This was a vote on an amendment by Rep. Michael Burgess (R-TX) prohibiting federal funds from being used to enforce a law requiring Texas to maintain funding for education at 2010 levels or above in order to receive $830 million in federal aid for education. This amendment was offered to a continuing resolution funding the federal government through September 2011, and cutting $61 billion in federal funding for many government programs.
A 2010 law which provided economic aid (including funding for education) to all states imposed this requirement on Texas at the urging of a number of Texas House Democrats, including Rep. Lloyd Doggett and former Rep. Chet Edwards. Those members felt such a move was necessary after Texas Gov. Rick Perry (R) had previously used federal funds specifically intended for education for other, non-education purposes—namely, a “rainy day” fund intended to close the state’s budget deficit. (Those federal education funds were provided to all states by a 2009 economic stimulus law enacted in response to a financial crisis.)
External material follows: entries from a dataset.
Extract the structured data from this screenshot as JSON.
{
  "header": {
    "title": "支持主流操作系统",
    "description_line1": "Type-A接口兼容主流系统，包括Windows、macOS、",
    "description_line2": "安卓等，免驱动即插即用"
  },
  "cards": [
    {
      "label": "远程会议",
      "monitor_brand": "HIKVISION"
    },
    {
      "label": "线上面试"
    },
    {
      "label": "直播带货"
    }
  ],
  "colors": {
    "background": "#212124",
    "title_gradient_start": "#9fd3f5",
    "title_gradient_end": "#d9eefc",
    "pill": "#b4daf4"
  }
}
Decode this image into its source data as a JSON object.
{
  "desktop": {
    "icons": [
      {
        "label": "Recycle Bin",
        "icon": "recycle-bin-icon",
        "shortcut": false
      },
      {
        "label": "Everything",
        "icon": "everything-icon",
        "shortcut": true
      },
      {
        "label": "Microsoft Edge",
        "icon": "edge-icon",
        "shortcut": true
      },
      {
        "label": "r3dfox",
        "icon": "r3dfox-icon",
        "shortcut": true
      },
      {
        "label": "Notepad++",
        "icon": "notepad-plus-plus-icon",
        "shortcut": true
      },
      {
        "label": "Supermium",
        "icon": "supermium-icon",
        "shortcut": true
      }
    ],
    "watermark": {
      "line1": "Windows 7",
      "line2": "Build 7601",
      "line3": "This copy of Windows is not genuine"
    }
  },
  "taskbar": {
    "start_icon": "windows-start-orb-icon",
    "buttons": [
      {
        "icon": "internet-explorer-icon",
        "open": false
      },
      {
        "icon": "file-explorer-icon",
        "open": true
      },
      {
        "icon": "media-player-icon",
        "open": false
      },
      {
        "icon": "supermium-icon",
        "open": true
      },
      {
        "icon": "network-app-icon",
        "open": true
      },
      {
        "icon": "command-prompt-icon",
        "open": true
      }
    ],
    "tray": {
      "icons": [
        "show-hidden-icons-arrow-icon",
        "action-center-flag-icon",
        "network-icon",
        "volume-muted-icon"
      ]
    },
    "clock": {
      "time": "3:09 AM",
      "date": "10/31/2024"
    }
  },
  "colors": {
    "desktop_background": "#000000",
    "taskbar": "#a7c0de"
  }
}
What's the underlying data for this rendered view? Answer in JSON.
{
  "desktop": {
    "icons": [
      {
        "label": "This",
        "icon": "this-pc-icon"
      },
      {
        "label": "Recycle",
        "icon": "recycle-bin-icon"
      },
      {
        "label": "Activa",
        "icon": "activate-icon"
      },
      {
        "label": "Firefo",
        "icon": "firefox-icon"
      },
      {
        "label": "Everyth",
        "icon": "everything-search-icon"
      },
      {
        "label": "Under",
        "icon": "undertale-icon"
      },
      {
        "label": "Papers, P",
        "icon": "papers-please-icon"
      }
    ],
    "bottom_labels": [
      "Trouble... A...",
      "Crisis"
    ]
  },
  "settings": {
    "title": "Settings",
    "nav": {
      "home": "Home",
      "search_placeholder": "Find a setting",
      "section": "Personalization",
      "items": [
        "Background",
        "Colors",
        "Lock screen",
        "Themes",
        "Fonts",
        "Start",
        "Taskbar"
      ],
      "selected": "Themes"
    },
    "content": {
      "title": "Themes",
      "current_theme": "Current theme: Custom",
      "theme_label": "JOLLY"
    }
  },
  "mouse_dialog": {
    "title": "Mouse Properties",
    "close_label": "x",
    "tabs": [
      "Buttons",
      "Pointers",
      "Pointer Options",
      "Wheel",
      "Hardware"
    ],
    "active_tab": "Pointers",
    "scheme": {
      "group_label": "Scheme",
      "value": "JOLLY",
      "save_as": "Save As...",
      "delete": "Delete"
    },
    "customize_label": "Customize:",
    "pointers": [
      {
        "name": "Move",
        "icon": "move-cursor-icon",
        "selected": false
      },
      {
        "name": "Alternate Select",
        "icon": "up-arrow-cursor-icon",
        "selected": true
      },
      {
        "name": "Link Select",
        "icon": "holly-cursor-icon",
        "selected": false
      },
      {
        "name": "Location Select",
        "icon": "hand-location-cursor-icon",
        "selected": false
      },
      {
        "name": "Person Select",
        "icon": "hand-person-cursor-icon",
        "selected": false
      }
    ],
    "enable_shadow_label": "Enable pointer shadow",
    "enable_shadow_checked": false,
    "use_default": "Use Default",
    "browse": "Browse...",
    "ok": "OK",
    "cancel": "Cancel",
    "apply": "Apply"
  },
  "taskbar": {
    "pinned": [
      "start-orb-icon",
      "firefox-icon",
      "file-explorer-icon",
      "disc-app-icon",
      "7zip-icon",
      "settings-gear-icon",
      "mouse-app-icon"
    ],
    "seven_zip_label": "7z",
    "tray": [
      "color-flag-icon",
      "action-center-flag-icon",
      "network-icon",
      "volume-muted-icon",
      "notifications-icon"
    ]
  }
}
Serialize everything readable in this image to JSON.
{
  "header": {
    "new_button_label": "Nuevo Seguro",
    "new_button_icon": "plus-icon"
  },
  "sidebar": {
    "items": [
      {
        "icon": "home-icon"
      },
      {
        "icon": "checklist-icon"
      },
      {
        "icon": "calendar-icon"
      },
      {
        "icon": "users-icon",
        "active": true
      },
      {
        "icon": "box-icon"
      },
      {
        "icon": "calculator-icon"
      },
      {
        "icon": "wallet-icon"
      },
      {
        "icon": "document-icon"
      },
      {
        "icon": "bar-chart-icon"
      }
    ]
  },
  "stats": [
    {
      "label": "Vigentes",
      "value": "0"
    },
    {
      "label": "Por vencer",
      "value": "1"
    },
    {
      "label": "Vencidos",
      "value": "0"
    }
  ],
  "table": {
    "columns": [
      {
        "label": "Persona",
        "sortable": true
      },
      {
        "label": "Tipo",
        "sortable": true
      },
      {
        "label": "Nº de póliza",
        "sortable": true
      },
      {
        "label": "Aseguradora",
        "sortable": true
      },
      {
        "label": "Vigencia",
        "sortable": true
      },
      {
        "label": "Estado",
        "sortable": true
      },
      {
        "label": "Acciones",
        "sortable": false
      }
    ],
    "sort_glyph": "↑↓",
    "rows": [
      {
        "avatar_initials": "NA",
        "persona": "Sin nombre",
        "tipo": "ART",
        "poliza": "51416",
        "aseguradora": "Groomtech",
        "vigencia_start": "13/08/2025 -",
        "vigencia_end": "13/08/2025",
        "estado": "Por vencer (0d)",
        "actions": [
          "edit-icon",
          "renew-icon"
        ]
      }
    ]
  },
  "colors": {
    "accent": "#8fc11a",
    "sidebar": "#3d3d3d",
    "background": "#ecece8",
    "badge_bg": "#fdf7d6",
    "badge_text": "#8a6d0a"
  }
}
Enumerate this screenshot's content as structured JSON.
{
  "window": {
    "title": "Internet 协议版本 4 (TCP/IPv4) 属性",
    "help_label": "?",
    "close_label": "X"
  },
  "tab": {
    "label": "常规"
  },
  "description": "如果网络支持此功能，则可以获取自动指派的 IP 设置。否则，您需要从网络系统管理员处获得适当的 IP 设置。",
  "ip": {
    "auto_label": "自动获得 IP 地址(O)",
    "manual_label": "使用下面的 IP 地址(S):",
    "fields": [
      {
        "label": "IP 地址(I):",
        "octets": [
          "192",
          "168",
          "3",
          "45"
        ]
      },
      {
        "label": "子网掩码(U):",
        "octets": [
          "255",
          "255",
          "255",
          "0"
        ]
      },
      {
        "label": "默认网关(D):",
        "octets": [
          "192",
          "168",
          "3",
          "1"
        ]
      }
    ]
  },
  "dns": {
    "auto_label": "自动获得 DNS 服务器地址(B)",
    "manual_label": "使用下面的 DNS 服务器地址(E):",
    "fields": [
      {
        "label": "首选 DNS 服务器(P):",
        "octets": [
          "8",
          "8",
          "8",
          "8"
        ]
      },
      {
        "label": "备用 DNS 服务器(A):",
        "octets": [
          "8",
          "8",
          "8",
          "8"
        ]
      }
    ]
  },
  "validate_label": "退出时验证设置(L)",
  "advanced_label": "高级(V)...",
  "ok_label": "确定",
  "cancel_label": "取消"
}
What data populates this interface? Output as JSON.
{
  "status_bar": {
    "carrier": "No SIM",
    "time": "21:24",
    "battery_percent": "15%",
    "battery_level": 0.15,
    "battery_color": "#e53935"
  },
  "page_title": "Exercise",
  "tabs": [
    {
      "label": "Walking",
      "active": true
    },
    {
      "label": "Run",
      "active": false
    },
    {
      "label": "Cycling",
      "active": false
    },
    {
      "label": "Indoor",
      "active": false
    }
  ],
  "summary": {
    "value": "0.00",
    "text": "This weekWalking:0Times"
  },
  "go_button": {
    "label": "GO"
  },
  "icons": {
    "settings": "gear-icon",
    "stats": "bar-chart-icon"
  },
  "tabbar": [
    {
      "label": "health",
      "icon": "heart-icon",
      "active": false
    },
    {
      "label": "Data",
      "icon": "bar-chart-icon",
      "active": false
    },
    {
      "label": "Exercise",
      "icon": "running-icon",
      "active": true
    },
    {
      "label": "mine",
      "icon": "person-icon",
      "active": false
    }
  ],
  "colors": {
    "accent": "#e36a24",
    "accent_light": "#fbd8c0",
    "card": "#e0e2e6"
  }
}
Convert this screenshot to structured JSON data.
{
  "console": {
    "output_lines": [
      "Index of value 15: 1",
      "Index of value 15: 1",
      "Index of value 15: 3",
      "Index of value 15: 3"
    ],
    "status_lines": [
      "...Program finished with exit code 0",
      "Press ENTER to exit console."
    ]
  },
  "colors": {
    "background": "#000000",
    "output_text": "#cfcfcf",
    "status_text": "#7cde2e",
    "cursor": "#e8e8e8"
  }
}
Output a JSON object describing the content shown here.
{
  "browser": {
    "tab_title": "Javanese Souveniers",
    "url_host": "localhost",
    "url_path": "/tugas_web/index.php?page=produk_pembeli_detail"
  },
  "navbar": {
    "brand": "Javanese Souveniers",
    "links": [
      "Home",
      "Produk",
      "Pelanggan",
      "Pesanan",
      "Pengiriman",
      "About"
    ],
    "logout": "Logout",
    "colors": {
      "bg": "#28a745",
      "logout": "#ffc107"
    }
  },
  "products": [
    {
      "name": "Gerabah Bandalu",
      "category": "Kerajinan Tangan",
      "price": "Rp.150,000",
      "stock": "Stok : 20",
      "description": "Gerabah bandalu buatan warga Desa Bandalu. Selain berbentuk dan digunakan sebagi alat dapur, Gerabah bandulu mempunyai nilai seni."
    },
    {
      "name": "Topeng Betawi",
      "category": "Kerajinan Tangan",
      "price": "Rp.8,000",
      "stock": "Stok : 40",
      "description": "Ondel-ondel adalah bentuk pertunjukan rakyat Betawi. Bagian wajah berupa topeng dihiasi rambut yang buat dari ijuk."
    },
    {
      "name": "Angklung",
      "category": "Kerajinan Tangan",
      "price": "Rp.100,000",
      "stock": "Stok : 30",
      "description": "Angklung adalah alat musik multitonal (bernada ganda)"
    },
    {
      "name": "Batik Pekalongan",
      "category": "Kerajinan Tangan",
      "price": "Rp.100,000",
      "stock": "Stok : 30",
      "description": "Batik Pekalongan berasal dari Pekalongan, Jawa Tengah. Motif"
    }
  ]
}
Rep. Francisco Canseco (R-TX) urged support for the amendment: “Last August, as part of a $26 billion bailout bill [the 2010 law which provided aid to states] for states, $10 billion was set aside to be distributed to the states for education. The state of Texas was set to receive $830 million as part of this education funding….Yet tucked into this legislation was an amendment that was deliberately and maliciously slipped into it that imposed a restriction on the state of the Texas, and only Texas…The restrictive amendment required that Texas guarantee that spending levels for elementary and secondary education not dip below 2010 levels for 3 years….Neither the governor nor the state government branches are able to make budget decisions that bind future legislatures….The amendment is about fairness, equal treatment for American taxpayers in one state, and malicious conduct in an arena involving Texas taxpayers and Texas schoolchildren where such legislative conduct is unconscionable.”
Rep. Lloyd Doggett (R-TX) opposed the amendment: “When Texas received $3.25 billion in education stimulus funds [from the 2009 economic stimulus law]…Governor Perry played a shell game that left Texas schools not a dime better off than if no federal aid had come in the first place. That is the only reason that, last summer, all 12 Democratic Texas members…joined together, in offering our Save Our Schools amendment [which imposed the requirement that Texas maintain its education funding at 2010 levels for three years], which is today federal law. Tonight's proposal seeks to nullify that protection so that Governor Perry can reach out for another federal bailout even if it means taking $830 million away from Texas schoolchildren….Vote `no' on a very flawed amendment for a failed purpose.”
The House agreed to this amendment by a vote of 235-187. Voting “yea” were 235 Republicans. All 185 Democrats present and 2 Republicans voted “nay.” As a result, the House agreed to an amendment prohibiting funds provided by a continuing resolution from being used to enforce a law requiring Texas to maintain funding for education at 2010 levels or above in order to receive $830 million in federal aid for education.